Fester (Christopher Lloyd, flashing mad Doc Brown exasperation here), the Addams' devoted uncle, falls in love with the bubbly caretaker and soon puts a ring on her. This is too bad, since it turns out Ms. Jellinsky is a known gold-digger and murderer. She's planning to gold-dig and murder Fester, see. She's using lame flattery to woo him. "Women must follow you everywhere!" she gasps. "Store detectives," Fester replies. But while they drum up a courtship that J. Howard Marshall and Anna Nicole Smith might've deemed believable, we sidetrack to Wednesday and Pugsley, who Debbie has vindictively sent off to a yuppie summer camp.

Christina Ricci is so dark and spot-on in this movie as our sardonic Wednesday with home-school braids who greeted all situations with monotone weariness. She predated Daria, but that doesn't impress her colleagues: At the nightmarish Camp Chippewa, her frosty front disgusts her fellow campers. They all look like Olsen twin villains, of course, because it's 1993 and I'm having the time of my life.

Those are devil's bangs, wheaten-tressed little girl. And here are the devil's hand-maidens themselves, Gary Granger and Becky Martin-Granger, Camp Chippewa's head counselors the perkiest adults I've seen since the wedding of Richie Cunningham and Lori Beth Allen.

That's Peter MacNicol (the other person Sophie didn't choose) and Christine Baranski (The Good Wife's leading scowler). They torture Wednesday and Pugsley with their giddiness, and they also rub another camper named Joel the wrong way. Here's how Joel looks when he lays eyes on the preteen splendor that is Wednesday Addams's postmortem complexion.

As you might've guessed, Wednesday and Joel become close and try to escape the camp several times together. After they're punished in the "Harmony Hut" where Gary and Becky force them to watch Brady Bunch reruns and Annie, they concede to the counselors' wishes and agree to play parts in the end-of-summer play. It's Gary's self-written masterpiece, a gem about the first Thanksgiving called A Turkey Called Brotherhood. Gary introduces the piece with the following uproarious preamble: "White meat! And dark meat! Take it away!" It'd be ridiculous and offensive if it also weren't an accurate representation of every middle-school production on Earth.

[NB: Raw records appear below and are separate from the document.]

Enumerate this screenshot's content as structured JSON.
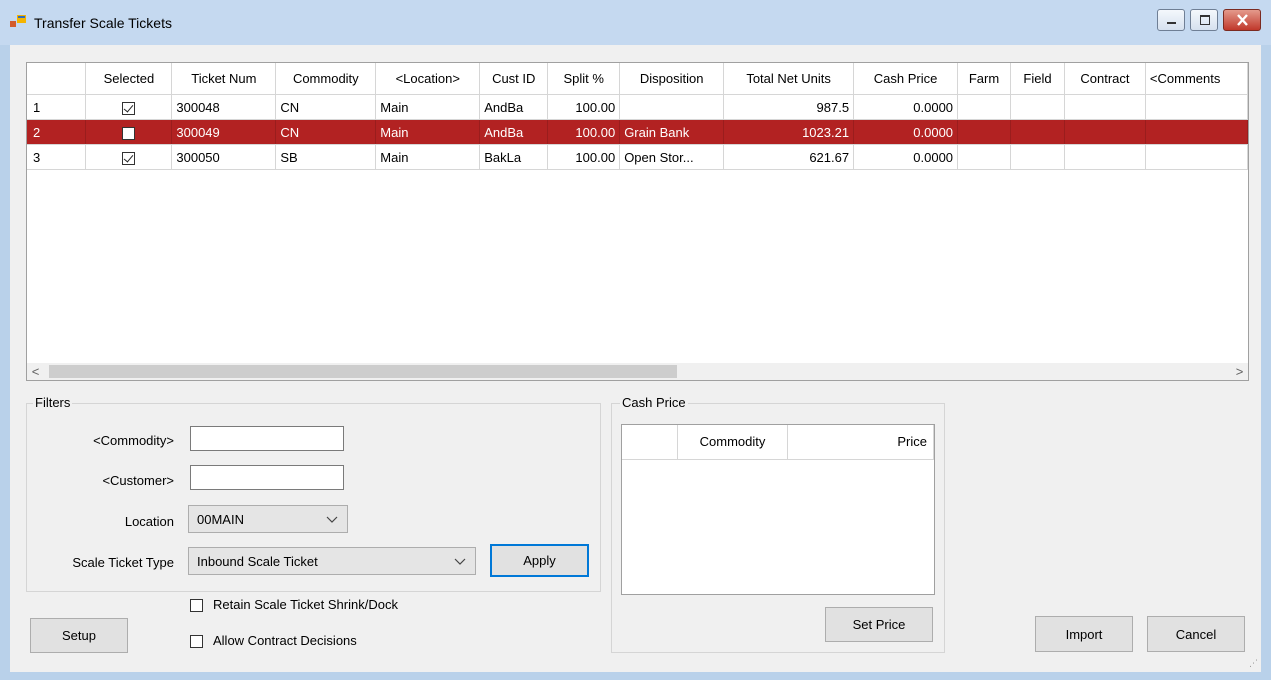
{
  "window": {
    "title": "Transfer Scale Tickets"
  },
  "grid": {
    "columns": [
      "Selected",
      "Ticket Num",
      "Commodity",
      "<Location>",
      "Cust ID",
      "Split %",
      "Disposition",
      "Total Net Units",
      "Cash Price",
      "Farm",
      "Field",
      "Contract",
      "<Comments"
    ],
    "rows": [
      {
        "row": "1",
        "selected": true,
        "ticket": "300048",
        "commodity": "CN",
        "location": "Main",
        "cust": "AndBa",
        "split": "100.00",
        "disposition": "",
        "units": "987.5",
        "cash": "0.0000",
        "farm": "",
        "field": "",
        "contract": "",
        "comments": "",
        "highlighted": false
      },
      {
        "row": "2",
        "selected": false,
        "ticket": "300049",
        "commodity": "CN",
        "location": "Main",
        "cust": "AndBa",
        "split": "100.00",
        "disposition": "Grain Bank",
        "units": "1023.21",
        "cash": "0.0000",
        "farm": "",
        "field": "",
        "contract": "",
        "comments": "",
        "highlighted": true
      },
      {
        "row": "3",
        "selected": true,
        "ticket": "300050",
        "commodity": "SB",
        "location": "Main",
        "cust": "BakLa",
        "split": "100.00",
        "disposition": "Open Stor...",
        "units": "621.67",
        "cash": "0.0000",
        "farm": "",
        "field": "",
        "contract": "",
        "comments": "",
        "highlighted": false
      }
    ],
    "highlight_color": "#b22222",
    "scroll_left_icon": "<",
    "scroll_right_icon": ">"
  },
  "filters": {
    "title": "Filters",
    "commodity_label": "<Commodity>",
    "commodity_value": "",
    "customer_label": "<Customer>",
    "customer_value": "",
    "location_label": "Location",
    "location_value": "00MAIN",
    "ticket_type_label": "Scale Ticket Type",
    "ticket_type_value": "Inbound Scale Ticket",
    "apply_label": "Apply"
  },
  "options": {
    "retain_label": "Retain Scale Ticket Shrink/Dock",
    "retain_checked": false,
    "allow_label": "Allow Contract Decisions",
    "allow_checked": false
  },
  "cash_price": {
    "title": "Cash Price",
    "col_commodity": "Commodity",
    "col_price": "Price",
    "set_price_label": "Set Price"
  },
  "buttons": {
    "setup": "Setup",
    "import": "Import",
    "cancel": "Cancel"
  }
}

Lo and behold, Wednesday plays the historically misplaced part of "Pocahontas" and improvises a Native American revolt that results in torched villages and humiliation of all blonde snobs in the vicinity. Confession: I'm sure there are high schools that would write Pocahontas into the Thanksgiving story. Honestly. And make her field insults from the pilgrims like, "We're civilized and have last names!" My high school mascot was the Injun, y'all. None of this is seeming too far-fetched yet.

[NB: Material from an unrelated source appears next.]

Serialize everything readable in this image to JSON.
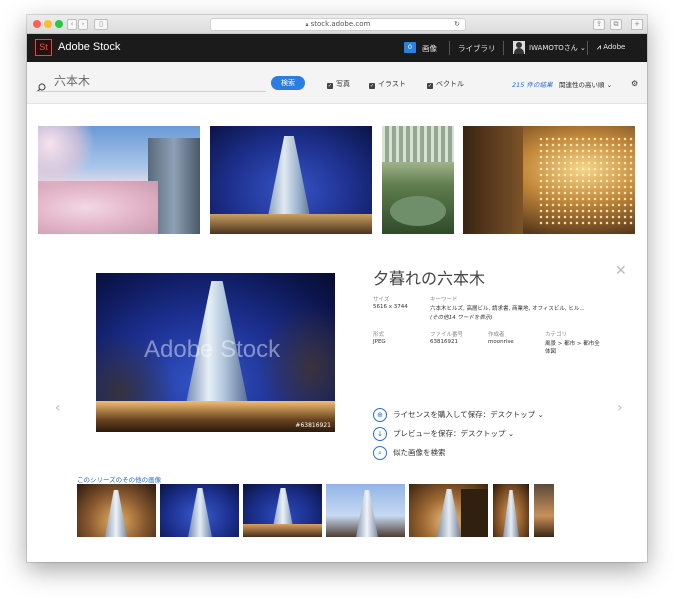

That concludes the camp segment. After Wednesday and Pugsley return home for Fester and Debbie's wedding, we realize Debbie has come unhinged in her quest to kill her new husband for his money. She soon straps the entire family into electric chairs and forces them to watch a slideshow of her troubled childhood (when she received not Ballerina Barbie but Malibu Barbie and had no choice but to kill her parents) and her troubled marriages (that ended in homicide). In a genuinely far-fetched conclusion, infant Pubert scampers around the house and plugs together two frayed cords that end up electrocuting poor two-time Oscar nominee Joan Cusack. What kind of direct-to-VHS Baby Genuises tripe is that? Oh, well. The grisly-ass family is saved. Whoomp:

Fear is the correct response, Carol Kane.

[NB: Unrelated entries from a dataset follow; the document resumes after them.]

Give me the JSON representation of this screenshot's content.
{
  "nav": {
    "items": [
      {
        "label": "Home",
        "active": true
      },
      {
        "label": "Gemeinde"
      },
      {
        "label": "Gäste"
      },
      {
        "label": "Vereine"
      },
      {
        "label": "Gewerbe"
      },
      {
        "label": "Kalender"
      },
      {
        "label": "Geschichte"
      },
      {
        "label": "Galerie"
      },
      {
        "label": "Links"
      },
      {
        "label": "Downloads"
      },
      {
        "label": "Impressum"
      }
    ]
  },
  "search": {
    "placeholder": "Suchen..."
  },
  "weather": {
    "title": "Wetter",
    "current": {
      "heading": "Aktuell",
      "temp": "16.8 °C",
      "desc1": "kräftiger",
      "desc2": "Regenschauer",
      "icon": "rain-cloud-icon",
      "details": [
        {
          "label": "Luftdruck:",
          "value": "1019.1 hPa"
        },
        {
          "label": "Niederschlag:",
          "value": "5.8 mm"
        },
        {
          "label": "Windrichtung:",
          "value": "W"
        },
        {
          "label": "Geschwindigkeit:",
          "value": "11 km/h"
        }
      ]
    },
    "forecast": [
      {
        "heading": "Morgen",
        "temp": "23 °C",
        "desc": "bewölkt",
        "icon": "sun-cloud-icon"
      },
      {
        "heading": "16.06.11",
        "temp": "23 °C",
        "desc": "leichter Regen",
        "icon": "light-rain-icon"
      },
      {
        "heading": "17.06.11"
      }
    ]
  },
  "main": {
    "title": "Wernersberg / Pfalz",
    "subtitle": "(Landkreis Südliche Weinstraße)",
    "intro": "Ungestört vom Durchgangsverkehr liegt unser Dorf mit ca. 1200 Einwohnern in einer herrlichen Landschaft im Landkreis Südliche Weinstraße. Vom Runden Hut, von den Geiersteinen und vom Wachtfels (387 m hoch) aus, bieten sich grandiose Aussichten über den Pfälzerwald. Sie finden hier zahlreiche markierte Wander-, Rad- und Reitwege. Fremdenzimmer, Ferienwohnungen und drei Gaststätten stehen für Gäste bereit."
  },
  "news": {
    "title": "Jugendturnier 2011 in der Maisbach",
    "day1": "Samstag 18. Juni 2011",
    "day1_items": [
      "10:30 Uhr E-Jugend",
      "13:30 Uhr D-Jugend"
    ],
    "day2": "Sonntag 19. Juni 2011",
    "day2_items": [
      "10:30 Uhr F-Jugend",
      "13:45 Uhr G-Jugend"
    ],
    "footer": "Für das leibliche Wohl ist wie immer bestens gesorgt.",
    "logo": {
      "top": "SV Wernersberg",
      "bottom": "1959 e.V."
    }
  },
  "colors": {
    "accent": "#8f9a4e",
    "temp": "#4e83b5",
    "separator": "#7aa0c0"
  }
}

Altogether, Addams Family Values is deadpan farce that belongs in the same prized cellar of silly cinema as Clue and The Brady Bunch Movie. It's in-your-face sexual subversion from a year of feel-good family romps like Rookie of the Year and Mrs. Doubtfire. Plus, it's a bad movie we love since it dispenses kooky kwips and represents a genre that ended up, uh, ruining movies in the years to come -- the sitcom rehash. But how can you not adore a film where the two leads watch over their young baby, sweetly remark, "He has my father's eyes," and drolly respond, "Gomez, take those out of his mouth"? Answer: You can't. Sorry if that's Broadcast News to you. (Go, Joan!)